CARLSBAD, CA — The other night, Gizmodo editor Brian Lam and I were talking about what he'd learned about Bill Gates's brain. Our conclusion: Like an overstuffed hard drive, he needs defragging — the utility that rebuilds a drive bit by bit to put it in proper working order. Buried in software wizardry, Gates has lost touch with what people want to do with technology. But why pick on Gates? None of the speakers at the D6 conference, held in this Southern California seaside town, have shown they have much in the way of ideas.

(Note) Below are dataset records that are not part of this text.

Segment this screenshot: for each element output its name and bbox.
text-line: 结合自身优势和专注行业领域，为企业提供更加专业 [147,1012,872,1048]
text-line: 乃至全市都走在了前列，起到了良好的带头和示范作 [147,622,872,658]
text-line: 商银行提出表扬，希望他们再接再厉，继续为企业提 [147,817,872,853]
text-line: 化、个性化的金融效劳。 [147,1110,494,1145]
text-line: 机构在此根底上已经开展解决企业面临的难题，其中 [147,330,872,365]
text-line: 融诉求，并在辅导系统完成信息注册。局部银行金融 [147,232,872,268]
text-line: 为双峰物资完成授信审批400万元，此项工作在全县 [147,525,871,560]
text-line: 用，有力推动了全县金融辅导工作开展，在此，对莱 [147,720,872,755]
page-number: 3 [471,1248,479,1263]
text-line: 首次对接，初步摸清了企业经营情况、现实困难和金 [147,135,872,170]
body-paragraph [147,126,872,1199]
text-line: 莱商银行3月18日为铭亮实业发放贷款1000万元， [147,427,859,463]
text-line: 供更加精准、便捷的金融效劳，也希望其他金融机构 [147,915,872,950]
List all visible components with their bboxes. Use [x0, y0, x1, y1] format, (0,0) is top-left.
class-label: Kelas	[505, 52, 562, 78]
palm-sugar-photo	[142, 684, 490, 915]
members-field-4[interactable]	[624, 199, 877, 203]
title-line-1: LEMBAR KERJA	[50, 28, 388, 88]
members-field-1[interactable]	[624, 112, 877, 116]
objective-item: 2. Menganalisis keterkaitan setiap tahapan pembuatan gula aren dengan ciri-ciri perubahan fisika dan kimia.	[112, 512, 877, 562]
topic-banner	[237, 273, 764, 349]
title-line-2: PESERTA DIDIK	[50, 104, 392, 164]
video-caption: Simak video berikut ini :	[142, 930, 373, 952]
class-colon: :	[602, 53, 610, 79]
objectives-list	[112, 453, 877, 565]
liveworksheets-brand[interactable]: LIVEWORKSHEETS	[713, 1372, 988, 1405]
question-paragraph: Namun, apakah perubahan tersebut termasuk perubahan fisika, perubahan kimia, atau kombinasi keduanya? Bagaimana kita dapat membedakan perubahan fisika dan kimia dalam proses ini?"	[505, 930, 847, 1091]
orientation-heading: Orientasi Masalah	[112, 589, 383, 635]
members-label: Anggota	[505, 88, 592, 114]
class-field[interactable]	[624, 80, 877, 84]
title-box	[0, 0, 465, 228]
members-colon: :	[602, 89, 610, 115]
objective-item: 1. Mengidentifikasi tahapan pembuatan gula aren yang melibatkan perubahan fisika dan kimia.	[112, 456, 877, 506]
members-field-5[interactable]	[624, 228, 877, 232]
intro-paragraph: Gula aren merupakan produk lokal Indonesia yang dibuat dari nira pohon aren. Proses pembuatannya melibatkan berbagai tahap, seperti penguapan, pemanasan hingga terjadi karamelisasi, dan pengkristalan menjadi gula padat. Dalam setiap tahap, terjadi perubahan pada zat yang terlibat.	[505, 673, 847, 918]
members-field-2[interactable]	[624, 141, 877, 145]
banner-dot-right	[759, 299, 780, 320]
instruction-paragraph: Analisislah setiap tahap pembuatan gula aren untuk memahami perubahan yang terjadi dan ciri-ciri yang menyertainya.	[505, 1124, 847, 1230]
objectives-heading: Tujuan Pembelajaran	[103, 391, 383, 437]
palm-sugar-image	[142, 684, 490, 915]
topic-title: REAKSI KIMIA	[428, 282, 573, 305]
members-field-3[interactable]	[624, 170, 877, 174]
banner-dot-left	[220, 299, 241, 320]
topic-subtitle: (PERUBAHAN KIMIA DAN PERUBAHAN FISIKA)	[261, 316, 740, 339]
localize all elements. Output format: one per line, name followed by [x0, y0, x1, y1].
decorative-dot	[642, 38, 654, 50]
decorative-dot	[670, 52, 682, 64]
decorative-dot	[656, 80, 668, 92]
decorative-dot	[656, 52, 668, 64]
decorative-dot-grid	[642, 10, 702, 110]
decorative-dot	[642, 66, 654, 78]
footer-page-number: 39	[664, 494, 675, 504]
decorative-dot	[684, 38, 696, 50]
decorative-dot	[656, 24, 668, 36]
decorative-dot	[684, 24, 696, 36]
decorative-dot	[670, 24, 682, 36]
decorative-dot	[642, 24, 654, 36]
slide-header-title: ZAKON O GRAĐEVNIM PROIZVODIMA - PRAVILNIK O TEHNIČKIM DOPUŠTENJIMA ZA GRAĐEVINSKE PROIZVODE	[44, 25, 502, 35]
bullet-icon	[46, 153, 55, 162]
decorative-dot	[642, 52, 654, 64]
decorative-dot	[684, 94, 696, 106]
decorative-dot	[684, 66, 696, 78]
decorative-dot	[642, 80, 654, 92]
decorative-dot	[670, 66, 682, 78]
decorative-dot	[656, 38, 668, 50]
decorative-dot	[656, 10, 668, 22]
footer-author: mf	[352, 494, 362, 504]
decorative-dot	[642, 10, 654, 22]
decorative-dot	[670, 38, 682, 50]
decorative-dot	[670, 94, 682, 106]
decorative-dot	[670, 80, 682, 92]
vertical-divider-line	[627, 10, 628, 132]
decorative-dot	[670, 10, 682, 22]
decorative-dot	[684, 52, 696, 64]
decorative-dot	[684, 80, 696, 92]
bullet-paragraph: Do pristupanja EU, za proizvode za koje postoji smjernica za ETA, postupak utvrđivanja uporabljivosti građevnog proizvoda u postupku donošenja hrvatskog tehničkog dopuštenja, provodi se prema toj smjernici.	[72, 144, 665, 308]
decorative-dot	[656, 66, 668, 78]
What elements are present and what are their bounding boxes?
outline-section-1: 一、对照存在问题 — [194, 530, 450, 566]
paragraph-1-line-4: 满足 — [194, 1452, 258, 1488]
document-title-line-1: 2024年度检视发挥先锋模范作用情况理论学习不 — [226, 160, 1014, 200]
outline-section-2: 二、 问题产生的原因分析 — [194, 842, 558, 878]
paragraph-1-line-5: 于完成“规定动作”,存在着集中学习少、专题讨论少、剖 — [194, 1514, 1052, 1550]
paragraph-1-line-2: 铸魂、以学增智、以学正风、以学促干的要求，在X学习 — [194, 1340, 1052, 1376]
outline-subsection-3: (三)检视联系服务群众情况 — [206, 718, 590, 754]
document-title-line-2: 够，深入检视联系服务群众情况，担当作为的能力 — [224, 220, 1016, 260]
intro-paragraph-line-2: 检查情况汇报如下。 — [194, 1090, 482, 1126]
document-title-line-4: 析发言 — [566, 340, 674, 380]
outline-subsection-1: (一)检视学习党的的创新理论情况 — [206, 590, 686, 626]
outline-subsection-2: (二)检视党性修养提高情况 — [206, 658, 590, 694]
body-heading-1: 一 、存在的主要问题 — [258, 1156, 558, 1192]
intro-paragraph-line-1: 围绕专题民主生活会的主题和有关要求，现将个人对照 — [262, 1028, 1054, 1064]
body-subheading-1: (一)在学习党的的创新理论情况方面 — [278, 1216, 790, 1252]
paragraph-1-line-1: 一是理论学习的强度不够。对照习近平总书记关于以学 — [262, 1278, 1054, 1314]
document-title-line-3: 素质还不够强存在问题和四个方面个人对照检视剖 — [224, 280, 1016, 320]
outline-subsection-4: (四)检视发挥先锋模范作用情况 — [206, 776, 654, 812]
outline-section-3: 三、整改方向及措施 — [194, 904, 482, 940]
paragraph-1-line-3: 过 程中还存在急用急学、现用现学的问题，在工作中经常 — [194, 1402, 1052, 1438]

Jeff Bezos talked about Amazon.com's Kindle e-book; Activision's Bobby Kotick showed off a videogame; Sony's Howard Stringer unveiled a television. Barry Diller charmed everyone with his brilliance long enough that they forgot he really hasn't accomplished what he set out to on the Net. Michael Dell, Jerry Yang, and Jeff Bewkes simply seemed clueless to the realities of their business predicaments. Mark Zuckerberg proved terminally incapable of sharing. Only the last speaker of Wednesday night, Rupert Murdoch, showed any real spark.

Murdoch's one new idea of late — buying a newspaper, the very newspaper that produced the very conference series at which he appeared — was so old media, as one says dismissively in San Francisco coffeeshops. So last century. So over. One couldn't conceive of a bigger raised middle finger to the Valley's innovators. Yet Murdoch argued that he bought the Wall Street Journal because he was attached to news, not newspapers, and talked of delivering customized wireless alerts — just the sort of thing a mogul says at these conferences to seem passably clever, but he pulled it off.

What he is not attached to is journalism as it is practiced today. Today's reporters have brains overflowing with rules and rubrics, archaic practices that isolate them from the notion of writing interesting stories. Write for readers, not the Pulitzer Prize committee, Murdoch said.

How simple! How brilliant. How rather unlike Bill Gates. Perhaps it's not just the Microsoft founder's brain that needs a good working-through. Perhaps it's the entire media-technology complex that needs reformatting. Murdoch's iconoclasm is a good start. But only that. Do you want to defragment your industry? Click "yes" to continue.